The case is a good study of how bribery may occur with an entity’s subcontractors in highly technical work, such as IT, construction, and medicine in which there is limited oversight.  In this instance, Thukral was a computer engineer overseeing the work of several contractors. He received bribes from a subcontractor to continue to allow two underqualified employees to work and threatened “economic consequences” to another subcontractor if they didn’t continue his payments. In the first instance, the firm continued to pay bribes thinking that the engineer would favor them in the competition for an upcoming $200 million solicitation.

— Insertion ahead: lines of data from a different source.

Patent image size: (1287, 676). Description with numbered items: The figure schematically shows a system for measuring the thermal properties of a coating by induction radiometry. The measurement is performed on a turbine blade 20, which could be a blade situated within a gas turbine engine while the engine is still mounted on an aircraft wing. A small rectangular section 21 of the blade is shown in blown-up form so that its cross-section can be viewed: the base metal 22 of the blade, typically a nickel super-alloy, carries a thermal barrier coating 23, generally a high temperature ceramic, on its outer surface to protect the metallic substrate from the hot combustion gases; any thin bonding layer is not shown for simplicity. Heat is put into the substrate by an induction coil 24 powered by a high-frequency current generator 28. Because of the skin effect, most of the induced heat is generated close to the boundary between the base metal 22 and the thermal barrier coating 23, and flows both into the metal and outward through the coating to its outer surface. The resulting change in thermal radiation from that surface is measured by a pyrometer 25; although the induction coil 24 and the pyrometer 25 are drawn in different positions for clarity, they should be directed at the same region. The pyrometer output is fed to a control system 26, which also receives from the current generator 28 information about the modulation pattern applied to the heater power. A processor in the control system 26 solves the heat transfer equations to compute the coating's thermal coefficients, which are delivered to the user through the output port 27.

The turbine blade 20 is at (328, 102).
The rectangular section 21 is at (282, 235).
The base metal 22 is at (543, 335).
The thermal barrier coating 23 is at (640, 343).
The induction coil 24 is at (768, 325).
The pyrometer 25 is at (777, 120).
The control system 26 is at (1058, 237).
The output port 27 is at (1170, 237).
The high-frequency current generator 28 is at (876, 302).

Thukral was caught because became greedier with his demands, and the firms escalated the matters to law enforcement. He got away with the bribes because there was limited oversight of his management of the contractors.

This may also be the case on projects overseas. Who on the project can evaluate the multiple day-to-day requests for added software, hardware, or repairs from the IT manager that are under the formal competition threshold? Is there a second set of eyes on the construction engineer reviewing the work in remote conflict areas? Bribery is challenging to investigate until the demands outstrip the perceived benefits.

Appropriately qualified oversight and spot checks can mitigate this risk. It also helps to have clear language on the opening page of a solicitation stating that the entity does not tolerate bribery, kickbacks, or facilitation payments in the award or oversight of the contract and provide contact details if anyone solicits such payments.